Het is, for example, 2- or 3-furyl, 2- or 3-thienyl, 1-, 2- or 3-pyrrolyl, 1-, 2-, 4- or 5-imidazolyl, 1-, 3-, 4- or 5-pyrazolyl, 2-, 4- or 5-oxazolyl, 3-, 4- or 5-isoxazolyl, 2-, 4- or 5-thiazolyl, 3-, 4- or 5-isothiazolyl, 2-, 3- or 4-pyridyl, 2-, 4-, 5- or 6-pyrimidinyl, furthermore preferably 1,2,3-triazol-1-, -4- or -5-yl, 1,2,4-triazol-1-, -3- or 5-yl, 1- or 5-tetrazolyl, 1,2,3-oxadiazol-4- or -5-yl, 1,2,4-oxadiazol-3- or -5-yl, 1,3,4-thiadiazol-2- or -5-yl, 1,2,4-thiadiazol-3- or -5-yl, 1,2,3-thiadiazol-4- or -5-yl, 3- or 4-pyridazinyl, pyrazinyl, 1-, 2-, 3-, 4-, 5-, 6- or 7-indolyl, 4- or 5-isoindolyl, 1-, 2-, 4- or 5-benzimidazolyl, 1-, 3-, 4-, 5-, 6- or 7-benzopyrazolyl, 2-, 4-, 5-, 6- or 7-benzoxazolyl, 3-, 4-, 5-, 6- or 7-benzisoxazolyl, 2-, 4-, 5-, 6- or 7-benzothiazolyl, 2-, 4-, 5-, 6- or 7-benzisothiazolyl, 4-, 5-, 6- or 7-benz-2,1,3-oxadiazolyl, 2-, 3-, 4-, 5-, 6-, 7- or 8-quinolyl, 1-, 3-, 4-, 5-, 6-, 7- or 8-isoquinolyl, 3-, 4-, 5-, 6-, 7- or 8-quinolinyl, 2-, 4-, 5-, 6-, 7- or 8-quinazolinyl, 5- or 6-quinoxalinyl, 2-, 3-, 5-, 6-, 7- or 8-2H-benzo-1,4-oxazinyl, furthermore preferably 1,3-benzodioxol-5-yl, 1,4-benzodioxan-6-yl, 2,1,3-benzothiadiazol-4- or -5-yl or 2,1,3-benzoxadiazol-5-yl.

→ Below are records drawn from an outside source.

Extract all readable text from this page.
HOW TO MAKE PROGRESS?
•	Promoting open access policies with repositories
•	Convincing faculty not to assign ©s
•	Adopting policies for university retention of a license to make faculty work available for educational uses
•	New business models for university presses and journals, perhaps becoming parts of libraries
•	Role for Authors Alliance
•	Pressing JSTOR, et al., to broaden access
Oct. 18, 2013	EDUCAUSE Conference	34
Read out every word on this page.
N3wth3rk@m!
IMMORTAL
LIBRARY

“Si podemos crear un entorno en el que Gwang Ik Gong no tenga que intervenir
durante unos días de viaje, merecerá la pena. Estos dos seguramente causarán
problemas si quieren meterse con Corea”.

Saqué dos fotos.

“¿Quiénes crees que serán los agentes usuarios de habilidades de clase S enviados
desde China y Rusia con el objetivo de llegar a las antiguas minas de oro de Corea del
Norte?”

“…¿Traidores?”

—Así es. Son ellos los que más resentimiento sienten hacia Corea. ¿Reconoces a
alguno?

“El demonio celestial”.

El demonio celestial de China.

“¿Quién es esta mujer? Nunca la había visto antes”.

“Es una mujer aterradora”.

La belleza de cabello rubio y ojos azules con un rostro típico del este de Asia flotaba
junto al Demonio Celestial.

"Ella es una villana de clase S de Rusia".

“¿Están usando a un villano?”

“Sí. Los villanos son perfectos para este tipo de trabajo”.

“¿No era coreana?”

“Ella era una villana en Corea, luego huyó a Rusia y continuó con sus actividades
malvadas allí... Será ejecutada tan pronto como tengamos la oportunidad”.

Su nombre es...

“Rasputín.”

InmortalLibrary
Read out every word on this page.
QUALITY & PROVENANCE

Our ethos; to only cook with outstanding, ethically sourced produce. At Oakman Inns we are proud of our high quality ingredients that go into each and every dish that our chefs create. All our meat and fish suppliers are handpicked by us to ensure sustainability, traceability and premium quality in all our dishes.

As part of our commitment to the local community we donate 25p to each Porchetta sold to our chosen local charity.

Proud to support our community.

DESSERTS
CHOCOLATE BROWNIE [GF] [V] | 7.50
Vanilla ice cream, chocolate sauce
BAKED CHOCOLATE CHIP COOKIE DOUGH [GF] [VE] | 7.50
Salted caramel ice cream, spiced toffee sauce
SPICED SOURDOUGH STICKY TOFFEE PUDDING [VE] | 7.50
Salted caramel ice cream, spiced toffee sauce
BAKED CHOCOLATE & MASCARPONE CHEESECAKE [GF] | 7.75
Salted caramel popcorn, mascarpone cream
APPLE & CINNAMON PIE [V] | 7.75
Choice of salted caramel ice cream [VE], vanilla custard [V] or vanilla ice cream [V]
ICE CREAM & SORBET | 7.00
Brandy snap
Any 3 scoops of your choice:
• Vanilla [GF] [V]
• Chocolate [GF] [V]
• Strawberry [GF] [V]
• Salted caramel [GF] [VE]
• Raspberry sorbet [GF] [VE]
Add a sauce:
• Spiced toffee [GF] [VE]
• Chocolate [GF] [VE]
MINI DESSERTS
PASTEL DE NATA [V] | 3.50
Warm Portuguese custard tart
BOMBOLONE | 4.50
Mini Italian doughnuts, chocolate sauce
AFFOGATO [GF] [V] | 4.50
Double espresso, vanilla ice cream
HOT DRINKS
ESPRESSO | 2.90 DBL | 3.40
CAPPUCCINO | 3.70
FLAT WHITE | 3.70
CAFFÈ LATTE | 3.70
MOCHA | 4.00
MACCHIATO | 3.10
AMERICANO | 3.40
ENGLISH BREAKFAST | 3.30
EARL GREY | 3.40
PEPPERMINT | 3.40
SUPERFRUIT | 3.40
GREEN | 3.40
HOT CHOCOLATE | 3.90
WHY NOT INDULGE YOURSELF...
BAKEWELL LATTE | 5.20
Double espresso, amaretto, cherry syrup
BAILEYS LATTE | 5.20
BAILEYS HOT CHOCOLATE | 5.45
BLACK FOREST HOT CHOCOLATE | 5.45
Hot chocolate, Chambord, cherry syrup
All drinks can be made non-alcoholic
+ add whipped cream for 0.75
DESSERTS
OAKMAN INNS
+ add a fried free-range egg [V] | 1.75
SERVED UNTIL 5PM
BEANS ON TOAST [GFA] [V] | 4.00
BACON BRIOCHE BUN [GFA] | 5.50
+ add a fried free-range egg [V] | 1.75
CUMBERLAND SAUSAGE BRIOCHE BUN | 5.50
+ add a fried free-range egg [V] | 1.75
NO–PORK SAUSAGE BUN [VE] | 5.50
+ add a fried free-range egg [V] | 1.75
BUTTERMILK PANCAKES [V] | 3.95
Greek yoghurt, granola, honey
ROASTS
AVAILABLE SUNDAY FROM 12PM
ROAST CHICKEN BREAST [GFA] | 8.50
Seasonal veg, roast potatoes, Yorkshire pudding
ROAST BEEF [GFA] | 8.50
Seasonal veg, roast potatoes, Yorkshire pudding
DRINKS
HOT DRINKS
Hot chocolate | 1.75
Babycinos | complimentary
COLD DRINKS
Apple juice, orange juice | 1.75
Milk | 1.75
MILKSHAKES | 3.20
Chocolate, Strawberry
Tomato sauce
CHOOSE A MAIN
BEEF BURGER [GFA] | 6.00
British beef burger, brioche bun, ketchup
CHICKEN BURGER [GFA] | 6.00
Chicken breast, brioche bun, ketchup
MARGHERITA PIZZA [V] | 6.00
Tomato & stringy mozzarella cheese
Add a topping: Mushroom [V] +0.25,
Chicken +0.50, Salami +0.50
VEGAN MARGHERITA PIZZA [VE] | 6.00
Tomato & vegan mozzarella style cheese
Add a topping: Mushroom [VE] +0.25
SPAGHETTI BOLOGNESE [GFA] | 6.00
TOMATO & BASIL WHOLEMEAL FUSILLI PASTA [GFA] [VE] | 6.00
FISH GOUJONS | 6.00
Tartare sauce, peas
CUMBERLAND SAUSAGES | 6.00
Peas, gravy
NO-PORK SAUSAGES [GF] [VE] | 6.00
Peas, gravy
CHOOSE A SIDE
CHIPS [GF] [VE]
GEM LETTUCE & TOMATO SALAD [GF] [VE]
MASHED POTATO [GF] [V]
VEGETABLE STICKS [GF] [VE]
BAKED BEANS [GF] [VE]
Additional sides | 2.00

The heterocyclic radicals may also be partially or fully hydrogenated. Het can thus, for example, also be 2,3-dihydro-2-, -3-, -4- or -5-furyl, 2,5-dihydro-2-, -3-, -4- or 5-furyl, tetrahydro-2- or -3-furyl, 1,3-dioxolan-4-yl, tetrahydro-2- or -3-thienyl, 2,3-dihydro-1-, -2-, -3-, -4- or -5-pyrrolyl, 2,5-dihydro-1-, -2-, -3-, -4- or -5-pyrrolyl, 1-, 2- or 3-pyrrolidinyl, tetrahydro-1-, -2-or-4-imidazolyl, 2,3-dihydro-1-, -2-, -3-, -4- or -5-pyrazolyl, tetrahydro-1-, -3- or -4-pyrazolyl, 1,4-dihydro-1-, -2-, -3- or -4-pyridyl, 1,2,3,4-tetrahydro-1-, -2-, -3-, -4-, -5- or -6-pyridyl, 1-, 2-, 3- or 4-piperidinyl, 2-, 3- or 4-morpholinyl, tetrahydro-2-, -3- or -4-pyranyl, 1,4-dioxanyl, 1,3-dioxan-2-, -4- or -5-yl, hexahydro-1-, -3- or -4-pyridazinyl, hexahydro-1-, -2-, -4- or -5-pyrimidinyl, 1-, 2- or 3-piperazinyl, 1,2,3,4-tetrahydro-1-, -2-, -3-, -4-, -5-, -6-, -7- or -8-quinolyl, 1,2,3,4-tetrahydro-1-,-2-,-3-, -4-, -5-, -6-, -7- or -8-isoquinolyl, 2-, 3-, 5-, 6-, 7- or 8-3,4-dihydro-2H-benzo-1,4-oxazinyl, furthermore preferably 2,3-methylenedioxyphenyl, 3,4-methylenedioxyphenyl, 2,3-ethylenedioxy-phenyl, 3,4-ethylenedioxyphenyl, 3,4-(difluoromethylenedioxy)phenyl, 2,3-dihydrobenzofuran-5- or 6-yl, 2,3-(2-oxo-methylenedioxy)phenyl or alternatively 3,4-dihydro-2H-1,5-benzodioxepin-6- or -7-yl, furthermore preferably 2,3-dihydrobenzofuranyl or 2,3-dihydro-2-oxofuranyl.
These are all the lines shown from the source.